In a scene from “Winter Chicken” at a dinner theatre in Slidell, LA, I played the young romantic interest to the daughter of the protagonist, and again, being a physical actor, had conceived of a pratfall over the sofa on an entrance.  I think I was “Kramer” before there was a Kramer.  The director loved the bit and it was as well rehearsed as any scene in amateur dinner theatre (meaning not very much).   One performance, I tripped before the fall and instead of the controlled tumble that always got a laugh, I produced a body slam off the sofa onto the stage.  I saw 2 people get up from their tables to check if I was alright.  The director decided to cut the fall out, I disagreed.

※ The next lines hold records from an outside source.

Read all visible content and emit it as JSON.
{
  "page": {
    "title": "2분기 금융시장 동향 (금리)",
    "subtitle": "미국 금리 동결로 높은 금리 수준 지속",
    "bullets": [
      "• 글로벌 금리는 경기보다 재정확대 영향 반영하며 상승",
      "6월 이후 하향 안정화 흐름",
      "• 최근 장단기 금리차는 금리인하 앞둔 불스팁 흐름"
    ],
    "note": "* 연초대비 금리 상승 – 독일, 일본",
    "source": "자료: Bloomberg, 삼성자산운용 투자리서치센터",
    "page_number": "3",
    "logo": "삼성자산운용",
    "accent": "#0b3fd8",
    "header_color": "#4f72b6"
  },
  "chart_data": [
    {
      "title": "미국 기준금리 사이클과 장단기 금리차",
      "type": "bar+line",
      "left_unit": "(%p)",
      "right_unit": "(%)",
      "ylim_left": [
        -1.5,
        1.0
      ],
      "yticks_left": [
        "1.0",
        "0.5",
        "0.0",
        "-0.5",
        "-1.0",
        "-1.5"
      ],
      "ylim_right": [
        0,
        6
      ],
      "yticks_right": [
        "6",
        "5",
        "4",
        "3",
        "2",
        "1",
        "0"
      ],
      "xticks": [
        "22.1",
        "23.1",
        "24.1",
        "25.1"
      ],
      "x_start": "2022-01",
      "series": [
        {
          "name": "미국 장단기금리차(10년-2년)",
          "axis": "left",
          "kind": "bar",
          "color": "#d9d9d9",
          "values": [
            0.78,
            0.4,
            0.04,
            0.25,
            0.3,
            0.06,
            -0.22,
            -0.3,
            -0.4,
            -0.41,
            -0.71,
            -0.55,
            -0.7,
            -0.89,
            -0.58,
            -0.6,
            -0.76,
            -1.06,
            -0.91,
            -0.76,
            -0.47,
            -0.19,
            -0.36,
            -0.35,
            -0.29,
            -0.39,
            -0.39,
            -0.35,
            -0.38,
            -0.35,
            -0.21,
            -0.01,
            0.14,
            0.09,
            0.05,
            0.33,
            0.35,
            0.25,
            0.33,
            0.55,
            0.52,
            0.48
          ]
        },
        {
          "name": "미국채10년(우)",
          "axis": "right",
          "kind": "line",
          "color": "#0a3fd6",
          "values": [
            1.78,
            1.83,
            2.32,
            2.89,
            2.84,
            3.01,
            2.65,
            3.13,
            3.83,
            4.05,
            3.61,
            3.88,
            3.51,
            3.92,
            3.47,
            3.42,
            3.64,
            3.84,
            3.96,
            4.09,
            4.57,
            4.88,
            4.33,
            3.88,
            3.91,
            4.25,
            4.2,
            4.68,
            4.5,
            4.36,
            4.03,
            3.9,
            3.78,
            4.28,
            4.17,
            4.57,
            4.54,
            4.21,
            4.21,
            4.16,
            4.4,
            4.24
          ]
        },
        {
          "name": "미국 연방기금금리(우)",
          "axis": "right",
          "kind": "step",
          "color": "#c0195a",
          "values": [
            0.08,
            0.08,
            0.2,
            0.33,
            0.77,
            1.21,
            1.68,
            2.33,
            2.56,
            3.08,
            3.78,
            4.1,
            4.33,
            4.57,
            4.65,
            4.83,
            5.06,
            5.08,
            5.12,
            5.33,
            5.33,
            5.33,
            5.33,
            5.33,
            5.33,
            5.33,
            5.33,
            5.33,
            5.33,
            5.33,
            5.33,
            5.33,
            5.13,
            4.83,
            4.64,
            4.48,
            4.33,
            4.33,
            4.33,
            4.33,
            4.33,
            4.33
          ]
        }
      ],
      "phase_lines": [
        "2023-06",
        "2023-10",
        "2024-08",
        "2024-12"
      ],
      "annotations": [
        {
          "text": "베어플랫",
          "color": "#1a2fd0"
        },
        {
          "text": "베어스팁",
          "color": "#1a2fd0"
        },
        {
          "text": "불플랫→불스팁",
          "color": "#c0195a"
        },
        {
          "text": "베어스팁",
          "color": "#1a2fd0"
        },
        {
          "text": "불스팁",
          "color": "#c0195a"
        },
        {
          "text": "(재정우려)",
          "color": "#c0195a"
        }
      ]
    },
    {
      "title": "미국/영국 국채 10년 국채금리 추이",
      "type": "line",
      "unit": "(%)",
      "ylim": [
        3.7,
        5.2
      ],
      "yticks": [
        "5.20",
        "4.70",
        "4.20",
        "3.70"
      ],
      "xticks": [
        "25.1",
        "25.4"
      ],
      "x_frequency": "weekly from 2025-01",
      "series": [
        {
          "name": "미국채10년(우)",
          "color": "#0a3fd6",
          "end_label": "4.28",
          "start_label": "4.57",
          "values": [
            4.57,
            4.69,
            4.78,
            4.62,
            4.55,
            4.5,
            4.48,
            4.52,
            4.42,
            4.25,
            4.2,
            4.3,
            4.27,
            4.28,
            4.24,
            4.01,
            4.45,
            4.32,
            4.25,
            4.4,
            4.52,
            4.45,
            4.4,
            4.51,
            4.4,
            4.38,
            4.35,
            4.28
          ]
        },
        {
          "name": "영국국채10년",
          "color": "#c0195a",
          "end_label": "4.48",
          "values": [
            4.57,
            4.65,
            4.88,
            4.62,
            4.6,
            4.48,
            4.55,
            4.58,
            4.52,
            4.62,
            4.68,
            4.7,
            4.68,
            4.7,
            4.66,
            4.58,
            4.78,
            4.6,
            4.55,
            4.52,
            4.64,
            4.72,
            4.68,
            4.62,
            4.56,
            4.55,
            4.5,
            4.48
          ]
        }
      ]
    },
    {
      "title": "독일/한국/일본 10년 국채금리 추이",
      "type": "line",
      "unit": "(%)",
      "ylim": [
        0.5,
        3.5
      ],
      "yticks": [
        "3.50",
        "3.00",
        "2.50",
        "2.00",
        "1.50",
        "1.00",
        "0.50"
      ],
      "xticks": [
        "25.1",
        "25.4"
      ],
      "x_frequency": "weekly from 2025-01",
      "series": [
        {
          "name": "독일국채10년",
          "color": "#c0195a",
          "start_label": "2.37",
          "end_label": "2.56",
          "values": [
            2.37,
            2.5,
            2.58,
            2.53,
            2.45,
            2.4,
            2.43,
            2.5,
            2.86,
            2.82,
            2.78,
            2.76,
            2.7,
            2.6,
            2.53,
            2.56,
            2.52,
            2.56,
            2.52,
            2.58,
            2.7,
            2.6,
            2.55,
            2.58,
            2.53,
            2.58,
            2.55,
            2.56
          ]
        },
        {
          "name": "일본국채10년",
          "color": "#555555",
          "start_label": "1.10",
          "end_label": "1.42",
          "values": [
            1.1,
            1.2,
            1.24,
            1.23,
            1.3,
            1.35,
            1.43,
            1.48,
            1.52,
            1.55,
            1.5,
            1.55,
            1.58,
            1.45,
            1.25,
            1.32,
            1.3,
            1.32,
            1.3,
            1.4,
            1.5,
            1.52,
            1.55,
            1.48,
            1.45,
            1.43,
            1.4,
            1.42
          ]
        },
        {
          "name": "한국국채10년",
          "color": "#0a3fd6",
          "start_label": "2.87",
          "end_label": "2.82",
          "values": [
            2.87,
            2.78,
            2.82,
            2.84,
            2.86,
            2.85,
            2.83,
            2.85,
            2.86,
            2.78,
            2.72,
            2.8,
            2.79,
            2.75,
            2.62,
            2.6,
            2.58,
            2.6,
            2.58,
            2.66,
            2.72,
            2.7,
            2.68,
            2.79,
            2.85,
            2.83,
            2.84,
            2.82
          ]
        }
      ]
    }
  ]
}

During the same run, my romantic interest and I had a scene where we’re making out on the sofa (in dinner theatre, there’s always a sofa) right when her father walks in and glowers at us for a laugh.  We had conceived of some stage bits while we’re kissing, a bit of physical wrangling to break up a long stage kiss.  Since I’m lip-to-lip with her, I’m too close to see that her breast had popped out of her blouse right when her father walks in so I had no idea why this scene was eliciting screams of laughter when most of the nights it was just a little titter.  I pulled away just in time to see her push the errant flesh back into her blouse and was too shocked to say my next line.  Maybe I was waiting for the stage manager to yell “Bang!” from the wings.